Dewan Adat Mbaham Matta Fakfak
Dinamika politik pemerintah Indonesia semakin mempengaruhi eksistensi masyarakat adat. Dengan melihat suhu politik di daerah Fakfak yang secara tidak langsung sedang mengorbankan eksistensi masyarakat adat sebagaimana hak dasar dan juga sumber daya alam semuanya saling berkaitan erat, kondisi tersebut menjadikannya terpenjara selama ini. Namun sejauh ini Dewan Adat Mbaham Matta terlihat pincang untuk mengambil sikap tegas melawan balik arus politik pemerintah Indonesia, bahkan secara diam-diam turut serta dalam pembentukan daerah otonomi baru. Disinilah saatnya Dewan Adat Mbaham Matta perlu untuk dikritik. Melihat sikap dewan adat dalam momen pembahasan pembentukan daerah otonomi baru sewajar-wajarnya tentu kepentingan masyarakat adat harus menjadi nilai tawar utama sebagai jaminan terhadap kegelisahan mereka selama ini.
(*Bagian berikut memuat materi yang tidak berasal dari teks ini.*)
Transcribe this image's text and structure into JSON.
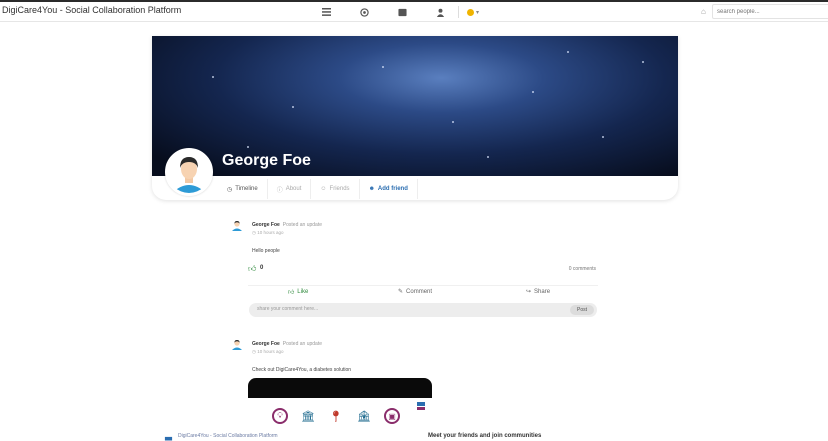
{
  "app": {
    "title": "DigiCare4You - Social Collaboration Platform",
    "accent_color": "#2a6db0",
    "status_color": "#f0b400"
  },
  "topbar": {
    "nav_icons": [
      "list-icon",
      "globe-icon",
      "grid-icon",
      "user-icon"
    ],
    "status_caret": "▾",
    "search_placeholder": "search people..."
  },
  "profile": {
    "name": "George Foe",
    "tabs": [
      {
        "label": "Timeline",
        "icon": "clock-icon"
      },
      {
        "label": "About",
        "icon": "info-icon"
      },
      {
        "label": "Friends",
        "icon": "friends-icon"
      },
      {
        "label": "Add friend",
        "icon": "add-user-icon"
      }
    ]
  },
  "posts": [
    {
      "author": "George Foe",
      "action": "Posted an update",
      "time": "10 hours ago",
      "body": "Hello people",
      "likes": "0",
      "comments": "0 comments",
      "like_label": "Like",
      "comment_label": "Comment",
      "share_label": "Share",
      "comment_placeholder": "share your comment here...",
      "post_button": "Post"
    },
    {
      "author": "George Foe",
      "action": "Posted an update",
      "time": "10 hours ago",
      "body": "Check out DigiCare4You, a diabetes solution"
    }
  ],
  "footer": {
    "brand": "DigiCare4You - Social Collaboration Platform",
    "tagline": "Meet your friends and join communities"
  }
}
Tentu ini bukan sebuah solusi, karena bersahabat dengan pemerintah Indonesia sampai hari ini eksistensi masyarakat adat di tanah Papua itu tidak mendapat jaminan. Masyarakat adat sering mengalami persoalan mendasar yang terus merongrong kehidupan mereka. Pemerintah dan korporasi menjadi biang kerok atas keresahan yang dialami masyarakat adat seperti yang kita tahu bahkan ditengah kehidupan masyarakat sendiri pun tidak menyadari kondisi tersebut, hutan, tanah, sungai yang sebagai sumber kehidupan semua menjadi hilang tergusur oleh kepentingan negara, masyarakat adat tidak mendapat apa-apa dan hidup dalam kepasrahan. Apakah dewan adat sebagai ruang untuk mengakomodir kepentingan masyarakatnya harus berdiam diri atau ikut serta dalam kerja sama negara.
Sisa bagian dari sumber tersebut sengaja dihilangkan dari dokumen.